Military involved in governance

 
 Has the Sri Lankan Government created an enabling environment for the Tamil and Muslim communities in the country to speak freely? The military is still heavily involved in the governance of many aspects of our lives, particularly in the Tamil speaking areas of the country. The services of the military are still coated with gratitude for having won the war. The so-called success is viewed as a qualification to carry out development projects, to run pre-schools, as well as to bring peace and reconciliation in the country. However, the voices of the minorities are of little concern in the process.
   
 Championing the militarization of the country has given an encouraging message to other Sinhala extremists group. The war winning State has placed Sinhala Buddhism at a foremost place in its modus operandi. Now it is taking its toll on the Muslim minorities. It is not uncommon to notice hatred extended towards the Muslims in many fronts, irrespective of where they live. For many of those who use social media, it comes as a shocking, common occurrence. The Sinhala Buddhist Government of Sri Lanka has done almost nothing to prevent the Bodu Bala Sena and Ravana Balaya, lead campaigns against the minorities in the country. Airing ethnic hatred remarks seem to carry no shame for many.
   
Failed to win confidence
   
 In the context of militarization and promotion of the Sinhala Buddhist nation, Sri Lanka has failed in its duties in providing autonomy and reassuring the safety of our own Tamil and Muslim brothers and sisters in the country. Thus, the voices of the international community and their resolutions continue to be viewed as legitimate. The government has failed in its duties in creating a positive image about the governance of the country. The so-called positive messages on economic development and infrastructure development do not carry anything sustainable so as to bring a lasting, peaceful, governance structure for Sri Lanka.
   
 Once, as I was walking into a bar in Berlin, a young man approached me, and questioned where I was from. As I declared my origins, he replied, “I am from Sri Lanka too. My parents migrated to Germany when I was eight years old.” I immediately replied, “Then we are Sri Lankans.” However, this remark did not create enthusiasm, as I had expected. After a pause he responded, “But we are Tamils.”
   
 I was taken aback by his answer. I hold no testimony to the background of his answer, but he clearly delivered a strong message.
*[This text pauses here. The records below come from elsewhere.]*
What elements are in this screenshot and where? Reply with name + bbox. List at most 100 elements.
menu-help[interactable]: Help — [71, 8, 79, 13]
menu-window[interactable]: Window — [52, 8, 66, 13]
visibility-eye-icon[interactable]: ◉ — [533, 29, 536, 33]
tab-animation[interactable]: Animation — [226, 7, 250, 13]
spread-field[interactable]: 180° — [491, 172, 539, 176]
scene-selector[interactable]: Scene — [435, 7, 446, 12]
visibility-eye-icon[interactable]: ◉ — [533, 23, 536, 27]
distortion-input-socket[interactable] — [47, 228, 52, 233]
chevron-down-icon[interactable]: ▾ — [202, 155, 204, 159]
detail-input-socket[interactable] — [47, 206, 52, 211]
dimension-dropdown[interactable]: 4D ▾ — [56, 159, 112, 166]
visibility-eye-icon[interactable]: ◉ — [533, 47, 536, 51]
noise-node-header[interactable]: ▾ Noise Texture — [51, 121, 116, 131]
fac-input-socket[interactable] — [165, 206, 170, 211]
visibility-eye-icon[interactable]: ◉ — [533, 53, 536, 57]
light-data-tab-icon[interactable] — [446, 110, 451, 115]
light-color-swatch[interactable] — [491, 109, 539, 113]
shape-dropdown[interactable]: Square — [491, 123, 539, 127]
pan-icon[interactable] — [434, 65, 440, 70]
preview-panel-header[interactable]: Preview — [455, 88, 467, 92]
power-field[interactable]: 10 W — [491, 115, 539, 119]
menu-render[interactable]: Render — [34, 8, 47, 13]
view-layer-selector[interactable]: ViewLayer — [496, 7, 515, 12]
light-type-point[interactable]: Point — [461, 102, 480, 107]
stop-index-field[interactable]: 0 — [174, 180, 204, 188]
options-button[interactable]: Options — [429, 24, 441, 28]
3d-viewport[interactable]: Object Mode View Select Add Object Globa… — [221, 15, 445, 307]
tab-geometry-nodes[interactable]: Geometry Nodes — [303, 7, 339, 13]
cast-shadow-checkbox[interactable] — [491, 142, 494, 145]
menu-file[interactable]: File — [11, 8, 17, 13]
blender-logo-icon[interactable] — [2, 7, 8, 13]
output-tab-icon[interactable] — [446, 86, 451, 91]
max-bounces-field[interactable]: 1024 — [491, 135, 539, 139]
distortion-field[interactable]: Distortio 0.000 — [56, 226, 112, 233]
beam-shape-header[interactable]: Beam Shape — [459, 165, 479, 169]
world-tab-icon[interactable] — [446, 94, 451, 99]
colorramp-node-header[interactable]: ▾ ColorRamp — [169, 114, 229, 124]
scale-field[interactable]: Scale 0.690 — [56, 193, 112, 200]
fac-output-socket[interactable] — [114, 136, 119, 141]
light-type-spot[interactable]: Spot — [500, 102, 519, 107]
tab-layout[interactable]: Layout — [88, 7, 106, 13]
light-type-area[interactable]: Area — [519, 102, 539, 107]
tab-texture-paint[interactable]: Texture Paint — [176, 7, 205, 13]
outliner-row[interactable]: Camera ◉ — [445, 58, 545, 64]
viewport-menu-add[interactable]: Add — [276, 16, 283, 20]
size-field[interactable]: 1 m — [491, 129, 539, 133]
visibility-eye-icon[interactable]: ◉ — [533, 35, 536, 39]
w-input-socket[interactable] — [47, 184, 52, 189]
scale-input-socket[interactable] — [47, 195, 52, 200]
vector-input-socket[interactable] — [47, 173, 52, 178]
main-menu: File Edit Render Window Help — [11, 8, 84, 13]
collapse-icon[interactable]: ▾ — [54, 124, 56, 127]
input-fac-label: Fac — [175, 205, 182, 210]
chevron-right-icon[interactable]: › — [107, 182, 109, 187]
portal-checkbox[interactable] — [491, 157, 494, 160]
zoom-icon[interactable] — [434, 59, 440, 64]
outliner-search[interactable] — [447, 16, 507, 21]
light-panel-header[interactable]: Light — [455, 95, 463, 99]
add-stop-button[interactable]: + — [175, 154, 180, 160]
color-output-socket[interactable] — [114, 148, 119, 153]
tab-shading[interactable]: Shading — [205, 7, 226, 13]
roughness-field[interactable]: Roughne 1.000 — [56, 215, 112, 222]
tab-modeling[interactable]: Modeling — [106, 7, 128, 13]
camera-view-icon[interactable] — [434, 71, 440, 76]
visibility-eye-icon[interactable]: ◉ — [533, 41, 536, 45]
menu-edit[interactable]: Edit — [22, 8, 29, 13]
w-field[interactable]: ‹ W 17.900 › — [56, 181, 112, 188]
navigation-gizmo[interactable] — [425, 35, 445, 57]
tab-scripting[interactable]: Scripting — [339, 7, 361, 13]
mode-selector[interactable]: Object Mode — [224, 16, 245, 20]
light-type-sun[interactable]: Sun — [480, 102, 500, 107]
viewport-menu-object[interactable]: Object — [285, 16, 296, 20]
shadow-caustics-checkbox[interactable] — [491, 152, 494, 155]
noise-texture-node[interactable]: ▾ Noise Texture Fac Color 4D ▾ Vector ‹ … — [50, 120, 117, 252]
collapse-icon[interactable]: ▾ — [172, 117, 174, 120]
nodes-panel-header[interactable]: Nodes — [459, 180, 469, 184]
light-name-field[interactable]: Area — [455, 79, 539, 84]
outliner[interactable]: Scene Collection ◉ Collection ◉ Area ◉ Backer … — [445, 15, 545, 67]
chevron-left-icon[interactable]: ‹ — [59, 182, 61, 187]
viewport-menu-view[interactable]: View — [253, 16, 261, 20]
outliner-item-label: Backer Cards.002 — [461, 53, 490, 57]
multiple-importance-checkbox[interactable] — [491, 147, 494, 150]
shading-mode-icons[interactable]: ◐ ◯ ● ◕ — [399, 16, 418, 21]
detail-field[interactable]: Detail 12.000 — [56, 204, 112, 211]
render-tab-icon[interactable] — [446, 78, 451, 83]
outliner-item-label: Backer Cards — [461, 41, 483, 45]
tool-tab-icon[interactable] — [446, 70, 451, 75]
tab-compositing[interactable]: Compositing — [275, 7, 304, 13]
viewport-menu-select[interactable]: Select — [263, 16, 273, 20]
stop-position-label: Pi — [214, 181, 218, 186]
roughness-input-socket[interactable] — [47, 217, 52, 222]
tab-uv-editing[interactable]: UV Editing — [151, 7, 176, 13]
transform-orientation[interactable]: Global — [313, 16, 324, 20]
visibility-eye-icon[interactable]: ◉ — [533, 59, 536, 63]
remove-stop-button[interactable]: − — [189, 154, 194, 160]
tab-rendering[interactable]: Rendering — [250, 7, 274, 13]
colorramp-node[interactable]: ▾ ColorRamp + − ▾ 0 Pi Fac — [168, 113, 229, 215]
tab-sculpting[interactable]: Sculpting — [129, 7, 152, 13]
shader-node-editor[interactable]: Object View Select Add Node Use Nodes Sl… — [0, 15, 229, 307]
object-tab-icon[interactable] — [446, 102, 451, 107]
We have failed to win the confidence of a part of our Sri Lankan community who live abroad. There was no enabling ground for these young, Diaspora professionals to come back to their heritage that their parents are deeply proud of. Thus, the contents of the past resolutions speak volumes for a peaceful future for this country.
   
 As in the past, the government keeps talking about their actions in giving teeth to the recommendation of the LLRC. However, in practice, very little has been delivered. The past two years witnessed a negative turn in good governance of the country. The situation which had led to the impeachment of the Chief Justice, the inability of the government to enact a right to information law, and the lack of genuine interest of the government to control the uprising of extremism, indicate our failures in governance to bring a lasting peace in the country.
 
 According to the US State Department, the third resolution will build upon the previous resolutions of 2012 and 2013, and will urge Sri Lanka to do more to promote reconciliation, justice and accountability in the wake of the civil conflict. Patriotism has promoted many Sinhalese to blame the US, the UN and the human rights community within and outside the country, to build pressure on Sri Lanka.

 But how many of the Sinhalese are ready to analyze what had prompted the international community to pass a resolution, or what the resolutions contain? How many of them ever get into the shoes of the minorities of the country, to know the impact of how the governance of the minorities is structured at present?